Petr Petrovich Gulak-Artemovskii

The following article is from The Great Soviet Encyclopedia (1979). It might be outdated or ideologically biased.

Gulak-Artemovskii, Petr Petrovich

 

Born Jan. 16 (27), 1790, in the village of Gorodishche, in present-day Kiev Oblast; died Oct. 1 (13), 1865, in Kharkov. Ukrainian author. Born into the family of a priest.
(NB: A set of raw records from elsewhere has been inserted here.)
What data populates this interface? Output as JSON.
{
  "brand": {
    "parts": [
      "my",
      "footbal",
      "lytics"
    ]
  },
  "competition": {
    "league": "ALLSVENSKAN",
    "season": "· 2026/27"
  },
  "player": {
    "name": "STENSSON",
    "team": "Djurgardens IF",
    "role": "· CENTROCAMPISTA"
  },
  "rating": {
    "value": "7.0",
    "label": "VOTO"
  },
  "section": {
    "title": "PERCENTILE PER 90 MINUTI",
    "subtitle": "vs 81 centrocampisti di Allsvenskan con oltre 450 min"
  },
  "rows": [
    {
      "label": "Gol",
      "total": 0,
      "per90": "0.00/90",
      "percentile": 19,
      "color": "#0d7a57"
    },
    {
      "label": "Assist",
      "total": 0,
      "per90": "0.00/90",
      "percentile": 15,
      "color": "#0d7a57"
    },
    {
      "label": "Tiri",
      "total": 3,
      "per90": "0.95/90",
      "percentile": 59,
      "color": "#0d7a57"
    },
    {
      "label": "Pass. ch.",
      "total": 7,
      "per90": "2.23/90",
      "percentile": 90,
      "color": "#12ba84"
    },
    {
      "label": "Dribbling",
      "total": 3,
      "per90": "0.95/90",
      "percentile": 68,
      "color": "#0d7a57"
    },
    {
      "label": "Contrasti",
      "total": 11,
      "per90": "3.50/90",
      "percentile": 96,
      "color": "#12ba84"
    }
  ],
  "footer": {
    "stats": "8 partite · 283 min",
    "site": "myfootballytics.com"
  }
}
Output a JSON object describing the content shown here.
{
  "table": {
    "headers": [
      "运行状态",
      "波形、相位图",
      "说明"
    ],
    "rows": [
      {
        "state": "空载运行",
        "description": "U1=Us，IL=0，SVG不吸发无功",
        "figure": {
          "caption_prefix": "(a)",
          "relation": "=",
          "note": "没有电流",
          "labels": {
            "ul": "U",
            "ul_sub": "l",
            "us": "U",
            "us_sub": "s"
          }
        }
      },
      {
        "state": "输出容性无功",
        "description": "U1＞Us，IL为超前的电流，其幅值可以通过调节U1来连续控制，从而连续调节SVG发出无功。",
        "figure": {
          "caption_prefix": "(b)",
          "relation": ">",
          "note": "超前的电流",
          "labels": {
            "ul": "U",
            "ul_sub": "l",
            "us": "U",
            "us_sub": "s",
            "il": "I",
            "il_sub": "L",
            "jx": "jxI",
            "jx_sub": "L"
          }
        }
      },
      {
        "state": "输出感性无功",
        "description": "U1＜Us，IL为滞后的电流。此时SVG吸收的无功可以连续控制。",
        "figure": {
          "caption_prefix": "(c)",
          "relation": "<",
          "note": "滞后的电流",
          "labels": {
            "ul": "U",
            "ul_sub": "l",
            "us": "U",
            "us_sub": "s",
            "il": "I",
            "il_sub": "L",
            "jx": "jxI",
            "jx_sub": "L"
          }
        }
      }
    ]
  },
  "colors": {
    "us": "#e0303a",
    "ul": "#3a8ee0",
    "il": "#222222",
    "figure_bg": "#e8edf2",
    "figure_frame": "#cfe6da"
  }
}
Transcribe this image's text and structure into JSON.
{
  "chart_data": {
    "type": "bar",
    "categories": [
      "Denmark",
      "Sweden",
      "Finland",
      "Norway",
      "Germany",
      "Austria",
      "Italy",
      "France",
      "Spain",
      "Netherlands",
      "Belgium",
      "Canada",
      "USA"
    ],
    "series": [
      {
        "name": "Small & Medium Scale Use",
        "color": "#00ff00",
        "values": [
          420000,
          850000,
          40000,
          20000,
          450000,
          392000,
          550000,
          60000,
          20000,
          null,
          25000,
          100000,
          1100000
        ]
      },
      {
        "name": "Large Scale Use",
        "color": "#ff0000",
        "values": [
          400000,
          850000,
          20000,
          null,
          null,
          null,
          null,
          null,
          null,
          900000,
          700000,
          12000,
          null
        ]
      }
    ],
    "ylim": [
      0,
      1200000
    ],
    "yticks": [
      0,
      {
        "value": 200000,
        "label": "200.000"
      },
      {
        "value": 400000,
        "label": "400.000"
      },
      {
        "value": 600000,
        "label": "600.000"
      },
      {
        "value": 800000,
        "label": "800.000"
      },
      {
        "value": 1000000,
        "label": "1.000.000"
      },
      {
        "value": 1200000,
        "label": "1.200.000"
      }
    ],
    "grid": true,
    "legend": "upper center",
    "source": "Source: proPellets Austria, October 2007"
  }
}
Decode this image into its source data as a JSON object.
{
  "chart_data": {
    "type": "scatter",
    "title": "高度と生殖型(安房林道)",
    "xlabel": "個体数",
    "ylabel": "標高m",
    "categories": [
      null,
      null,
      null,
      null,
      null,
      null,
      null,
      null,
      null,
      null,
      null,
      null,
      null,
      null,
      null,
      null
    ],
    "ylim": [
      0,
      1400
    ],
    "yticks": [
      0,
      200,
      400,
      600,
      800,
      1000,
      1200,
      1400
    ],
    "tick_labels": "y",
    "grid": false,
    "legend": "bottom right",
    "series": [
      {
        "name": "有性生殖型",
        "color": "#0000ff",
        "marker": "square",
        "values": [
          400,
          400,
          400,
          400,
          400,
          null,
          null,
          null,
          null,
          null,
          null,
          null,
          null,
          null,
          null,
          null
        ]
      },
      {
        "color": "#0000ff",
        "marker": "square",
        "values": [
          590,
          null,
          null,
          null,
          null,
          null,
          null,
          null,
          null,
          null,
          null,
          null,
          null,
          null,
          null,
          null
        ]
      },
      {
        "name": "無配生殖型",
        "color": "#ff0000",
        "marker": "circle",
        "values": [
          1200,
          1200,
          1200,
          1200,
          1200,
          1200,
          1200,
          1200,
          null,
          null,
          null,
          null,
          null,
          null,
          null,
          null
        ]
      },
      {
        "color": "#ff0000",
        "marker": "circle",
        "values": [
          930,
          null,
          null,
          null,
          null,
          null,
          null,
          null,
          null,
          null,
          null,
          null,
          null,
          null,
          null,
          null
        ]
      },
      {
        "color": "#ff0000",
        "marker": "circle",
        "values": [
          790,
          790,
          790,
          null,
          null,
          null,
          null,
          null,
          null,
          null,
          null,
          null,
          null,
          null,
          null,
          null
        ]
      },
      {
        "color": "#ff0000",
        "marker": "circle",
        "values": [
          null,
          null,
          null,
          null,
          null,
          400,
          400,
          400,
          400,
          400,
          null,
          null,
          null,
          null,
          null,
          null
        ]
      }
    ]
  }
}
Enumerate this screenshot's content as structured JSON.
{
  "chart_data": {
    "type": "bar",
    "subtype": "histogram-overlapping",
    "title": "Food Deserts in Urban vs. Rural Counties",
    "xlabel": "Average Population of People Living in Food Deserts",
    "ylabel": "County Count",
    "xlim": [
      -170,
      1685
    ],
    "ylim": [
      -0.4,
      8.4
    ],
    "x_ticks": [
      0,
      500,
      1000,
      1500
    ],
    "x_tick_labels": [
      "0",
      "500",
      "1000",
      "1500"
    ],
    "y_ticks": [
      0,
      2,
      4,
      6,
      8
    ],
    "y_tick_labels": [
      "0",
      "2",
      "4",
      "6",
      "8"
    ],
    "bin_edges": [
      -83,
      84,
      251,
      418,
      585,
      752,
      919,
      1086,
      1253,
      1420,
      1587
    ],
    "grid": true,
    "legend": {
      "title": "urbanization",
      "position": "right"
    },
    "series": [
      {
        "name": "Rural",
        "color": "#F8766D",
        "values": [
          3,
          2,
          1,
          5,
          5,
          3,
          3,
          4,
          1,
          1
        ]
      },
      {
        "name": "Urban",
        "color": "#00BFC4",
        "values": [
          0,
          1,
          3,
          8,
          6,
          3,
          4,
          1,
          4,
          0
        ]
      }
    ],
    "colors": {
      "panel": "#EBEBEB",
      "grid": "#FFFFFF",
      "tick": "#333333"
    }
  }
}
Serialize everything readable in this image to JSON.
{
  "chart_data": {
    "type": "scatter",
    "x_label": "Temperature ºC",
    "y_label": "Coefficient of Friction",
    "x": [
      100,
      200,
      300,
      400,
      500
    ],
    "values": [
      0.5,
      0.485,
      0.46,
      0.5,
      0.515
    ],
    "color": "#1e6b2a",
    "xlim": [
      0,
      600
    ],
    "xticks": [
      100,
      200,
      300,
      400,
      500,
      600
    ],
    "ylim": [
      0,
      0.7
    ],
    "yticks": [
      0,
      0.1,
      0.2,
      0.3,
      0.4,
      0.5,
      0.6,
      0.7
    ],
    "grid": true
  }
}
Gulak-Artemovskii enrolled in the University of Kharkov in 1817; he became a professor there in 1825 and rector in 1841. He began to publish his works in 1817 and gained fame with the satirical fable “The Master and the Dog” (1818), which condemns the tyranny of landowners over their serfs. This work has a special place among his fables, which are usually directed against miserliness and ignorance (“Solopii and Khivria,” 1819; “Father and Son,” 1827) and sometimes preach submissiveness and resignation (“The Fish,” 1827). In part following the example of I. P. Kotliarevskii, Gulak-Artemovskii burlesqued Horace’s odes, reworking their content in Ukrainian terms. His versions of the ballads of J. W. Goethe (“The Fisherman”) and A. Mickiewicz (“Madame Tvardovskaia”) can be considered early works of Ukrainian romanticism. The late poem “Decline of the Century” (1856) expressed reactionary thoughts on the stability of the system of social inequality.

WORKS

Tvory, 3rd ed. Karkov, 1930.
Baiky, balady, liryka. [Introduction by I. I. Pil’guk.] Kiev, 1958.

REFERENCES

Istoriia ukrainskoi literatury, vol. 1. Kiev, 1954.